What are some of the most common ingredients you would place in a psychotherapy treatment contract? Examples could include:

  • Agreed upon fees
  • Office policies such as cancellation deadlines
  • Basic schedule for when you will meet for an appointment
  • Length of appointments
  • Total length of the course of therapy
  • Therapeutic agenda
  • Therapy style (i.e. reflective therapy vs homework vs skill-building)
  • Concepts of safety and confidentiality, including legal reasons where it may need to be broken
  • Limits and boundaries to the relationship
An Agreement

It’s important to note that treatment contracting is not necessarily a signed piece of paper. That could be a layer to this, especially regarding fee schedule and office policies, but we’re looking at it from a more abstract lens. The contract is the agreement you each make with each other. Through fulfilling that agreement, trust continues to build and the therapeutic bond begins to take shape. Some of the simplest agreements involved in therapy include things that you could easily forget about. For instance, your therapist agrees to be at the office at your appointment time and be reliable.

Trust

Many of the above components of treatment contracting involve the building and analysis of trust. If you’ve sought out a therapist before, you may not have realized it, but you were looking into certain factors to determine if you could trust the person. Could you trust their experience? Could you trust their precision and attention to detail? The ability for them to keep your problems confidential and secure? You may even be trying to determine if the person is physically safe for you, as that is especially valid for victims of prior trauma or abuse in their lives.

By arranging a good treatment contract, you set the stage for creating real change in your life.

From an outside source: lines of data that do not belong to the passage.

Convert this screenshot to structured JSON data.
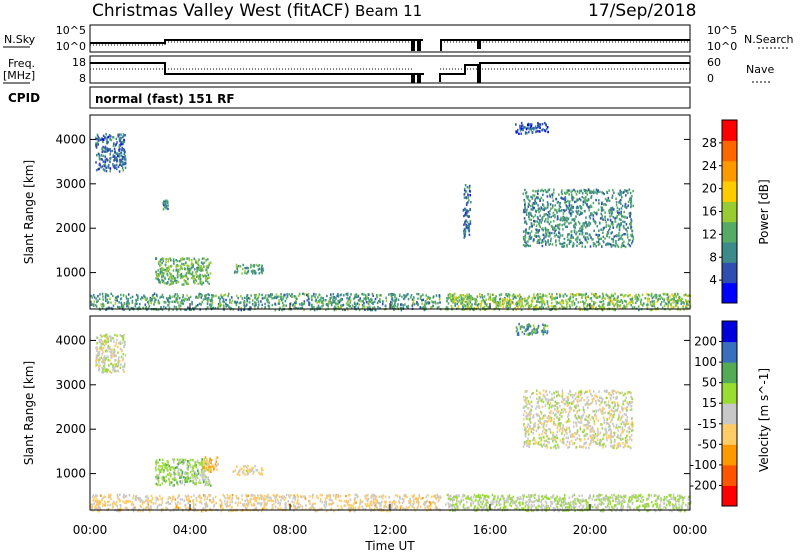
{
  "header": {
    "station": "Christmas Valley West (fitACF)",
    "beam": "Beam 11",
    "date": "17/Sep/2018"
  },
  "side_labels": {
    "nsky": "N.Sky",
    "nsearch": "N.Search",
    "freq": "Freq.",
    "mhz": "[MHz]",
    "nave": "Nave",
    "cpid": "CPID",
    "cpid_value": "normal (fast) 151 RF"
  },
  "mini_axes": {
    "noise_ticks_left": [
      "10^5",
      "10^0"
    ],
    "noise_ticks_right": [
      "10^5",
      "10^0"
    ],
    "freq_ticks": [
      "18",
      "8"
    ],
    "nave_ticks": [
      "60",
      "0"
    ]
  },
  "chart_data": [
    {
      "type": "heatmap",
      "panel": "power",
      "ylabel": "Slant Range [km]",
      "xlabel": "",
      "xlim": [
        "00:00",
        "24:00"
      ],
      "ylim": [
        180,
        4550
      ],
      "y_ticks": [
        "1000",
        "2000",
        "3000",
        "4000"
      ],
      "colorbar_label": "Power [dB]",
      "colorbar_ticks": [
        "4",
        "8",
        "12",
        "16",
        "20",
        "24",
        "28"
      ],
      "colorbar_range": [
        0,
        32
      ],
      "colors": [
        "#0000ff",
        "#2e4fb0",
        "#3c8a8a",
        "#55aa66",
        "#99cc33",
        "#ffcc00",
        "#ff9900",
        "#ff6600",
        "#ff0000"
      ],
      "regions": [
        {
          "t0": 0.2,
          "t1": 1.4,
          "r0": 3300,
          "r1": 4150,
          "level": 6
        },
        {
          "t0": 2.6,
          "t1": 4.8,
          "r0": 750,
          "r1": 1350,
          "level": 13
        },
        {
          "t0": 5.7,
          "t1": 6.9,
          "r0": 1000,
          "r1": 1200,
          "level": 11
        },
        {
          "t0": 2.9,
          "t1": 3.1,
          "r0": 2450,
          "r1": 2650,
          "level": 8
        },
        {
          "t0": 0.0,
          "t1": 14.0,
          "r0": 180,
          "r1": 550,
          "level": 10
        },
        {
          "t0": 14.2,
          "t1": 24.0,
          "r0": 180,
          "r1": 550,
          "level": 14
        },
        {
          "t0": 17.3,
          "t1": 21.7,
          "r0": 1600,
          "r1": 2900,
          "level": 9
        },
        {
          "t0": 14.9,
          "t1": 15.2,
          "r0": 1800,
          "r1": 3000,
          "level": 6
        },
        {
          "t0": 17.0,
          "t1": 18.3,
          "r0": 4150,
          "r1": 4400,
          "level": 5
        }
      ]
    },
    {
      "type": "heatmap",
      "panel": "velocity",
      "ylabel": "Slant Range [km]",
      "xlabel": "Time UT",
      "x_ticks": [
        "00:00",
        "04:00",
        "08:00",
        "12:00",
        "16:00",
        "20:00",
        "00:00"
      ],
      "xlim": [
        "00:00",
        "24:00"
      ],
      "ylim": [
        180,
        4550
      ],
      "y_ticks": [
        "1000",
        "2000",
        "3000",
        "4000"
      ],
      "colorbar_label": "Velocity [m s^-1]",
      "colorbar_ticks": [
        "200",
        "100",
        "50",
        "15",
        "-15",
        "-50",
        "-100",
        "-200"
      ],
      "colorbar_range": [
        -250,
        250
      ],
      "colors": [
        "#ff0000",
        "#ff5500",
        "#ff9900",
        "#ffcc66",
        "#c8c8c8",
        "#99dd33",
        "#55aa55",
        "#3a6fbf",
        "#0000dd"
      ],
      "regions": [
        {
          "t0": 0.2,
          "t1": 1.4,
          "r0": 3300,
          "r1": 4150,
          "velocity": 0
        },
        {
          "t0": 2.6,
          "t1": 4.8,
          "r0": 750,
          "r1": 1350,
          "velocity": 60
        },
        {
          "t0": 4.5,
          "t1": 5.1,
          "r0": 1050,
          "r1": 1400,
          "velocity": -80
        },
        {
          "t0": 5.7,
          "t1": 6.9,
          "r0": 1000,
          "r1": 1200,
          "velocity": -20
        },
        {
          "t0": 0.0,
          "t1": 14.0,
          "r0": 180,
          "r1": 550,
          "velocity": -40
        },
        {
          "t0": 14.2,
          "t1": 24.0,
          "r0": 180,
          "r1": 550,
          "velocity": 30
        },
        {
          "t0": 17.3,
          "t1": 21.7,
          "r0": 1600,
          "r1": 2900,
          "velocity": 0
        },
        {
          "t0": 17.0,
          "t1": 18.3,
          "r0": 4150,
          "r1": 4400,
          "velocity": 150
        }
      ]
    }
  ]
}
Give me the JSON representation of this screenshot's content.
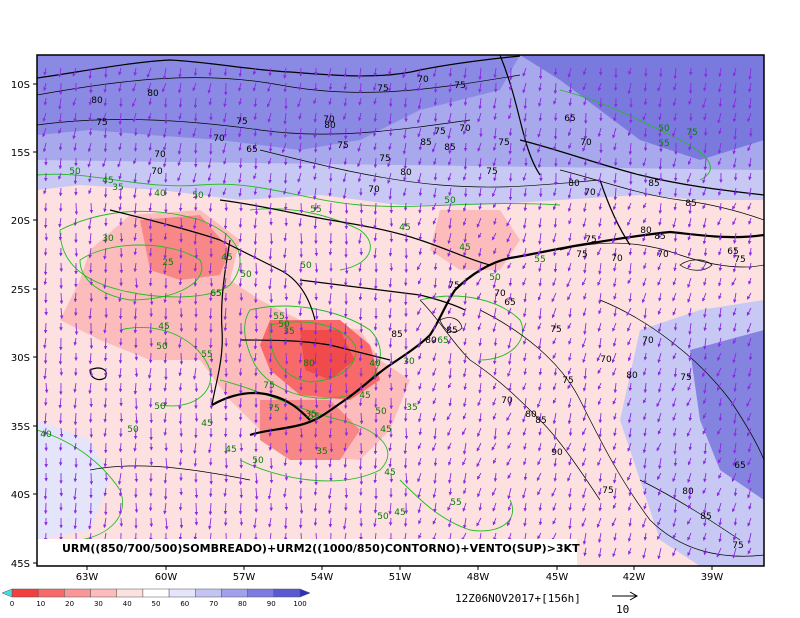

You also prevent unnecessary conflicts with a good contract that meets both parties’ needs. This can actually be a significant problem for therapists who are too giving with their patients and often grow to resent them based on being too flexible or generous around issues of time and money.

Past Therapy Experience

If you have worked with a therapist in the past for an issue in your life, looking back, was there good treatment contracting? Were there ever times that the contract was broken for different reasons? Either the therapist or you didn’t stick to the contract and things felt awkward. This can happen in very subtle ways. For instance, a therapist who emphasizes too much of his or her self-experience in life may be bending the contract. This is incredibly common and somewhat speaks to the emotional difficulty of being a therapist. There is often an urge to talk about one’s own experience. In moving towards too much advice-giving, the relationship gradually changes. It still can be helpful, but you need to understand the change and how that will affect things.

Have you stopped seeing a prior therapist because you felt it didn’t meet your needs or for somewhat vague reasons? You didn’t have enough time, it was too expensive, it was boring? All of these things could actually be connected to more complex therapeutic topics. It also is important to acknowledge that if a therapy relationship breaks down, it isn’t necessarily either person’s fault. Rather it could be a marker of an unconscious process that played out in the office. If these issues can be worked through in some way, especially attending to past therapy experiences and the patient-therapist relationship, you can reach a strong breakthrough that would be valuable for you in all relationships.

Final Thoughts

An experienced therapist is able to help you talk about some of these things and also is aware of his or her own limitations. The therapist may be very direct about how he or she sets up policies, runs the practice, and commits to helping people. Often this degree of self-awareness by the therapist builds further trust that the person can offer you something through your time together.

It also conveys that the therapist isn’t really planning to bend things, and this connects to themes of boundaries which are incredibly important in the patient-therapist relationship. Setting things up well, in terms of treatment contracting, will align you and the therapist to maximize your time together and reach greater progress.